En este mismo blog, recordémoslo, ya reseñamos ensayos que cumplían una misión parecida, Platón y un ornitorrinco entran en un bar, y ha habido otros intentos muy divertidos de mezclar filosofía con humor, como Action Philosphers! Yo, por mi parte, algo de eso hice en mi interrumpido pseudowebcomic A la sombra del melocotonero en flor, que va a quedarse así de interrumpido mientras no haya de nuevo algo tan versátil como fue Bitstripes.
En el cómic en cuestión publicado ahora en un estupendo tomo en español, cuando no veo por ahí ni que haya sido publicado en inglés, nos encontraremos un ácido sentido del humor que, para entenderlo necesitaremos, eso sí, al menos una mínima cultura filosófica, aunque sólo sea a nivel de bachillerato, así como cierta cultura general: saber que Simone de Beauvoir es una destacada figura del feminismo, que Camus en su época era un rompecorazones que las volvía loquitas a todas y que los estoicos predicaban la imperturbabilidad de ánimo, lo que como veremos en una de las páginas es muy importante si quieres darte de baja del servicio de internet. Los chistes, como el mismo autor reconoce, van desde el juego de palabras fácil a exponer de forma sistemática el problema de la identidad con el experimento mental de la teletransportación, explicado aquí en el blog de un coleguita. Aparecerán por estas páginas el inevitable Nietzsche, los existencialistas clásicos, los jóvenes hegelianos y Marx haciendo de las suyas en no pocas viñetas, y también Wittgenstein, los positivistas y los analíticos, con pullitas a los posestructuralistas, como cuando se dice que se calcula lo profundo que es un pensamiento por lo incomprensible que resulta. Si algún día tengo ganas reseñaré La séptima función del lenguaje, una novela en parte paródica de esos posestructuralistas con Foucault, Bourdieu y otros afanándose por encontrar una fórmula milagrosa del lenguaje, con Umberto Eco por medio y enredados todos en una conspiración con órdenes secretas.

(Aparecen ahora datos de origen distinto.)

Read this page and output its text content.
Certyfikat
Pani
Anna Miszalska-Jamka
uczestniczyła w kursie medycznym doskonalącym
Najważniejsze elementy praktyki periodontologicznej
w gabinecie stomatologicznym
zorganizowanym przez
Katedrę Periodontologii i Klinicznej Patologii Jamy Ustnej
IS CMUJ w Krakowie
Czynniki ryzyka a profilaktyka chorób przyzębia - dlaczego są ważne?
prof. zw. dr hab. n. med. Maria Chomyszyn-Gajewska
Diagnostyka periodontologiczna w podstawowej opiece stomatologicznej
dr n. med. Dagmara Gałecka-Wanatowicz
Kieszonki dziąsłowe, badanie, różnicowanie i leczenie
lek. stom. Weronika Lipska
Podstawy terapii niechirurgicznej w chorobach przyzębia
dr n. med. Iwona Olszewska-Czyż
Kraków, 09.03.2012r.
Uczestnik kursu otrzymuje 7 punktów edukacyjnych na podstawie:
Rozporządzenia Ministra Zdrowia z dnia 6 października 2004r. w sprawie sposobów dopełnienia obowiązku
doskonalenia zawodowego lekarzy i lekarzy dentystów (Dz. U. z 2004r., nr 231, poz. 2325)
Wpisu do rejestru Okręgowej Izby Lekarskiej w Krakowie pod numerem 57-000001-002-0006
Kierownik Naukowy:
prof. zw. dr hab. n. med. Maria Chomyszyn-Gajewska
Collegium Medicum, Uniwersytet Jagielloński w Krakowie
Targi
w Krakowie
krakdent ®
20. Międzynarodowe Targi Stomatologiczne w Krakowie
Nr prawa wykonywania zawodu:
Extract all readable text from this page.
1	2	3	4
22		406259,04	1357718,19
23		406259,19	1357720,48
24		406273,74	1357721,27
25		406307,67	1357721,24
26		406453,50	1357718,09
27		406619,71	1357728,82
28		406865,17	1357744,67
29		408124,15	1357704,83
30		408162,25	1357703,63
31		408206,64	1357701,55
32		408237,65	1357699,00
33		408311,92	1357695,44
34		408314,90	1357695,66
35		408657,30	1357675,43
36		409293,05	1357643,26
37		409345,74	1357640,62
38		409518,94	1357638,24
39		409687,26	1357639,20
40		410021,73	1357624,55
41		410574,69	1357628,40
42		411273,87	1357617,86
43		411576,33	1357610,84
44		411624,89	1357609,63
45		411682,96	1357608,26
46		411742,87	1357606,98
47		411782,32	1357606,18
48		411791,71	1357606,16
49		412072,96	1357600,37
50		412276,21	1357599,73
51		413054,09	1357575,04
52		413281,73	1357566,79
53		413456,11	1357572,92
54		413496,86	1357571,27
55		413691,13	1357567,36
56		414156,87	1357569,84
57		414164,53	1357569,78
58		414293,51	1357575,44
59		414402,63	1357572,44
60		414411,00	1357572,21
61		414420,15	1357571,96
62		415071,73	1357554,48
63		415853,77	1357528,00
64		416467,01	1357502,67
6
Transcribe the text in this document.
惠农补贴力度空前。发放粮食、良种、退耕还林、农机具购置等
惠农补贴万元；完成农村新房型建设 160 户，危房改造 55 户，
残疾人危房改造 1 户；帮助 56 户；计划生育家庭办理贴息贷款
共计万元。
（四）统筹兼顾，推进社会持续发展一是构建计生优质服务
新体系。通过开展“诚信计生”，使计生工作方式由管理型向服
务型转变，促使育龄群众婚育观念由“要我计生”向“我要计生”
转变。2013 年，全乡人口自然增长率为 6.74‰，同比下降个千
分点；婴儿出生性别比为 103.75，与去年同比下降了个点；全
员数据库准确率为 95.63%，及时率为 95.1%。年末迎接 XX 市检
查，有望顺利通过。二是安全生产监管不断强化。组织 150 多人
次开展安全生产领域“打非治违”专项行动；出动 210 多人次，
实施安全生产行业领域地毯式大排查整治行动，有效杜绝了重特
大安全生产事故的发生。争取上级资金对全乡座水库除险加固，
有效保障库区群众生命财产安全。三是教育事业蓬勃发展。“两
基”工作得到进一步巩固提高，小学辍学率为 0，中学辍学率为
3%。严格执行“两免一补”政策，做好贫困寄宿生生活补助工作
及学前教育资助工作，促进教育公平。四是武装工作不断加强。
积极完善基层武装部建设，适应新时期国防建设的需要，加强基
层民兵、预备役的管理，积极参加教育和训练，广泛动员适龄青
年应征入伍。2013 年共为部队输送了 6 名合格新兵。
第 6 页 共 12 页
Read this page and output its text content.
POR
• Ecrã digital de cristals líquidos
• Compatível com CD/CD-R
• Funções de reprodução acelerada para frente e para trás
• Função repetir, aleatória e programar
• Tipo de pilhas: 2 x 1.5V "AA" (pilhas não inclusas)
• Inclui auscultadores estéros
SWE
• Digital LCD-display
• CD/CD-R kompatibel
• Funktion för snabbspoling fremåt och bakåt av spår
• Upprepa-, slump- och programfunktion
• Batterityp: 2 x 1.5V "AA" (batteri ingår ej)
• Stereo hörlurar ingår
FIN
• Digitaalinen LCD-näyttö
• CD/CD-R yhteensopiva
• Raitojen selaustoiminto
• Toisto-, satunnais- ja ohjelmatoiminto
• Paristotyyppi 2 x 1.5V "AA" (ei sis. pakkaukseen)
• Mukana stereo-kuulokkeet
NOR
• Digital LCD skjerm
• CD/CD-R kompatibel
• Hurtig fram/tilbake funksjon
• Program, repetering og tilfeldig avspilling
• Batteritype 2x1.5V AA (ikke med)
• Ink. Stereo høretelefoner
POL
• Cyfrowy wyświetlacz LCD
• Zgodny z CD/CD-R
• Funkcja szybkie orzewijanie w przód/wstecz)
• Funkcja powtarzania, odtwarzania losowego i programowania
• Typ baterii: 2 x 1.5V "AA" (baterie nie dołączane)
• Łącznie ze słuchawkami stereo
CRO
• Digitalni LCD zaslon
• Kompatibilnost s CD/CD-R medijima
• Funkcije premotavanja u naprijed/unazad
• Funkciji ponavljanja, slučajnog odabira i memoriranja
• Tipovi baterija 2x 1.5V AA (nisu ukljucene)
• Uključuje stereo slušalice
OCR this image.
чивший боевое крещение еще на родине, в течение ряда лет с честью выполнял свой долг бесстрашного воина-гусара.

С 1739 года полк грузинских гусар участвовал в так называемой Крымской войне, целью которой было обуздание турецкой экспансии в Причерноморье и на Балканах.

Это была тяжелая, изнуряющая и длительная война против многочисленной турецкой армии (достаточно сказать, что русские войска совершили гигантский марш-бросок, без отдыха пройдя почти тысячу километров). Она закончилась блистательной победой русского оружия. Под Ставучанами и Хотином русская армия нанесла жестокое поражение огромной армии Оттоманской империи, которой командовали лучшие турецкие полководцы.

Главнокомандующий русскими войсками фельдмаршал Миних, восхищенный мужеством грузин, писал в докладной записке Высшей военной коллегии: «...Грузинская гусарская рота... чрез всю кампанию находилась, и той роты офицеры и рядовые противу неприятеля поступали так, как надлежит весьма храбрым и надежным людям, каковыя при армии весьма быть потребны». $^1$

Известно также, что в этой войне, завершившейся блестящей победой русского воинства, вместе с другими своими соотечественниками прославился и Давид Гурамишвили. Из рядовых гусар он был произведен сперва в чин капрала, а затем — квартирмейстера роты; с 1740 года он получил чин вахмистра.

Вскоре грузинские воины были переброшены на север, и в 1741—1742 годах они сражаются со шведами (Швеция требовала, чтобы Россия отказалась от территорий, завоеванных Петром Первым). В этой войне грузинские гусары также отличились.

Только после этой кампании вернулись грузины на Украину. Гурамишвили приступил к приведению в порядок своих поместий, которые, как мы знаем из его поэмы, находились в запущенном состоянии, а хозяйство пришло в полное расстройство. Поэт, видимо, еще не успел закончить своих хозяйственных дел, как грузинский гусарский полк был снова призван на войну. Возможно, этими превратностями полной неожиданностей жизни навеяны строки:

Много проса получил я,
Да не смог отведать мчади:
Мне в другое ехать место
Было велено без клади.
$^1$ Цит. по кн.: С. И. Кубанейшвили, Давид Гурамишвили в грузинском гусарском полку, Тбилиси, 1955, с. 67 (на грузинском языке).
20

Ejemplos de Comics Existenciales:
El tomo está magníficamente editado a todo color en papel del bueno y a un tamaño que sin ser el Absolute de Watchmen puede ayudar a hacer un poco de músculo, y en las páginas finales hay una explicación de algunas de las páginas más complicadas, pero sin caer en la pedantería. Una buena adquisición para añadir a tu colección de comics de tema filosófico.